Monday, November 24, 2008

SOA

Dan and I left Thursday night in the middle of a beautiful snowfall, the first of the season, and the first ever for my housemate Megan. We joined the Philly JVs on a bus full of students from St. Joe’s University. It was a 15-hour ride down to Columbus, Georgia: we got there at 1pm. At the Ignatian Family Teach-In that night we heard Father Roy Bourgeois (the founder of SOA Watch) speak and defend his pro-women’s ordination stance which a month earlier had earned him the threat of ex-communication.


On Saturday morning, I made sure to get to the teach-in in time to hear Father Jon Sobrino speak. I met him in El Salvador during my semester abroad when he spoke to our group, and I remember thinking he looked like a small version of Mr. Rogers. But this time he struck me as much taller and broad-shouldered than I recalled, even though I was much farther away from him.
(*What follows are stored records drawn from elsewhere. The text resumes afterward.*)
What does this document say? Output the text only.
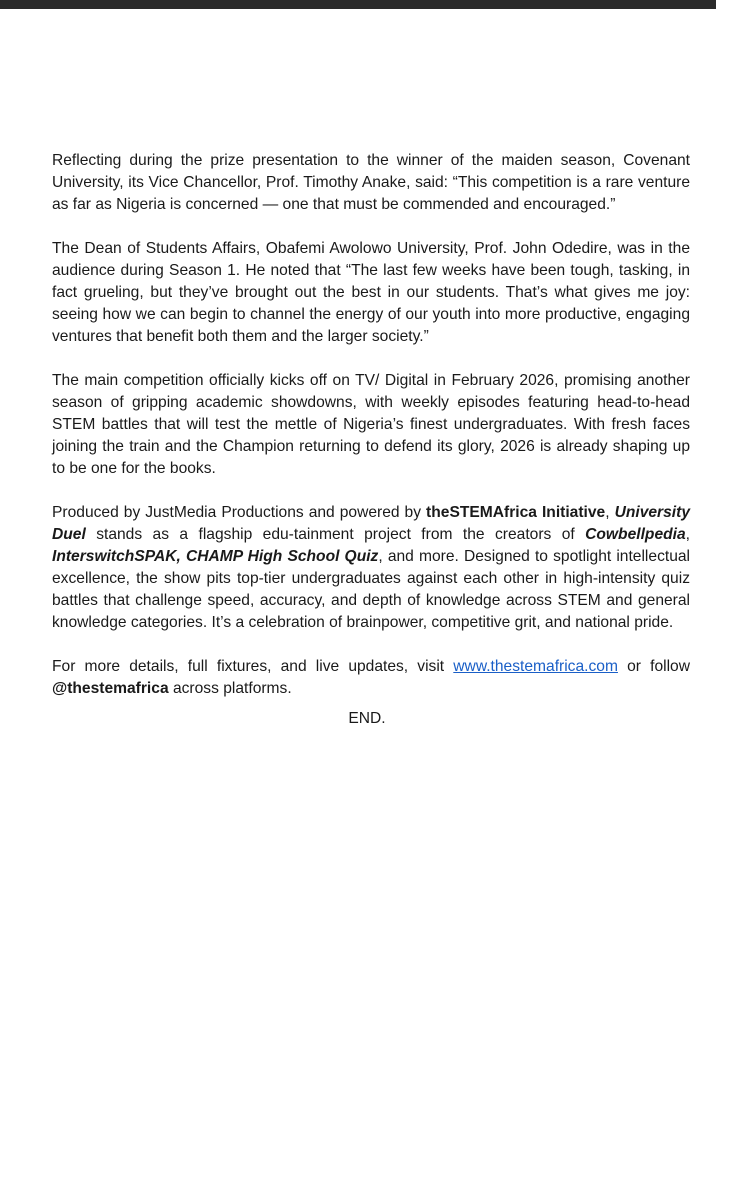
Reflecting during the prize presentation to the winner of the maiden season, Covenant University, its Vice Chancellor, Prof. Timothy Anake, said: “This competition is a rare venture as far as Nigeria is concerned — one that must be commended and encouraged.”

The Dean of Students Affairs, Obafemi Awolowo University, Prof. John Odedire, was in the audience during Season 1. He noted that “The last few weeks have been tough, tasking, in fact grueling, but they’ve brought out the best in our students. That’s what gives me joy: seeing how we can begin to channel the energy of our youth into more productive, engaging ventures that benefit both them and the larger society.”

The main competition officially kicks off on TV/ Digital in February 2026, promising another season of gripping academic showdowns, with weekly episodes featuring head-to-head STEM battles that will test the mettle of Nigeria’s finest undergraduates. With fresh faces joining the train and the Champion returning to defend its glory, 2026 is already shaping up to be one for the books.

Produced by JustMedia Productions and powered by theSTEMAfrica Initiative, University Duel stands as a flagship edu-tainment project from the creators of Cowbellpedia, InterswitchSPAK, CHAMP High School Quiz, and more. Designed to spotlight intellectual excellence, the show pits top-tier undergraduates against each other in high-intensity quiz battles that challenge speed, accuracy, and depth of knowledge across STEM and general knowledge categories. It’s a celebration of brainpower, competitive grit, and national pride.

For more details, full fixtures, and live updates, visit www.thestemafrica.com or follow @thestemafrica across platforms.

END.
As soon as he began to talk, I also remembered that for all his fame for being a radical liberation theologian and the one who survived the massacre of his six colleagues by pure luck, he also is not very gifted in public speaking. I don’t really remember a thing he said.

I spent Saturday afternoon at the gates of Fort Benning. It was a great day to be outdoors: warm and sunny! Along one side of the road, there were lots of organizations with tables and booths set up handing out information and selling things. Musicians were performing on the main stage, interspersed with speakers. Some people were laying on the ground doing a demonstration of the massacre at El Mozote in El Salvador. The other side of the road was lined with little booths at the end of people’s driveways selling food. People sure know how to make the most of a money-making opportunity when they see one! I was glad to support the local economy… I wandered around and ran into people, including: my liberation theology professor/academic advisor from college, Leah the campus minister from Corvallis, other JVC East-ers, one of our Camden support persons and his staff, students from St. Olaf…

That evening was the Ignatian Family Mass, which was really cool. There had to have been more than a thousand (?) people there. The music was good and I really liked the homily, and I even took communion. The room was just very lively and vibrant. Afterwards, I avoided the commotion of the crowded JVC gathering and instead had an hour-long conversation with Leah.

Sunday morning was the vigil and procession at the gates. It was a pretty powerful experience. After the names of people who had been massacred/assassinated by graduates of the SOA were chanted, everyone lifted the cross they were holding and responded with “Presente.” This went on for two full hours, until the whole procession of over 20,000 people had walked to the gate and placed their cross in the fence. I made a cross with Rutilio Grande’s name on it, and squeezed it extra firmly when his name was read. My voice was tired at the end! And you couldn’t see through the fence any more because it was filled not only with white crosses, but also flowers, slips of paper, photographs, etc.

I am so glad I finally got to participate in this. I’ve known about it ever since the first liberation theology class I took my sophomore year of college, and really really wanted to go after spending a semester in Central America, meeting Jon Sobrino and seeing the site where the six priests were killed in 1989, which is why the whole SOA vigil got started…but I was never able to go until this year.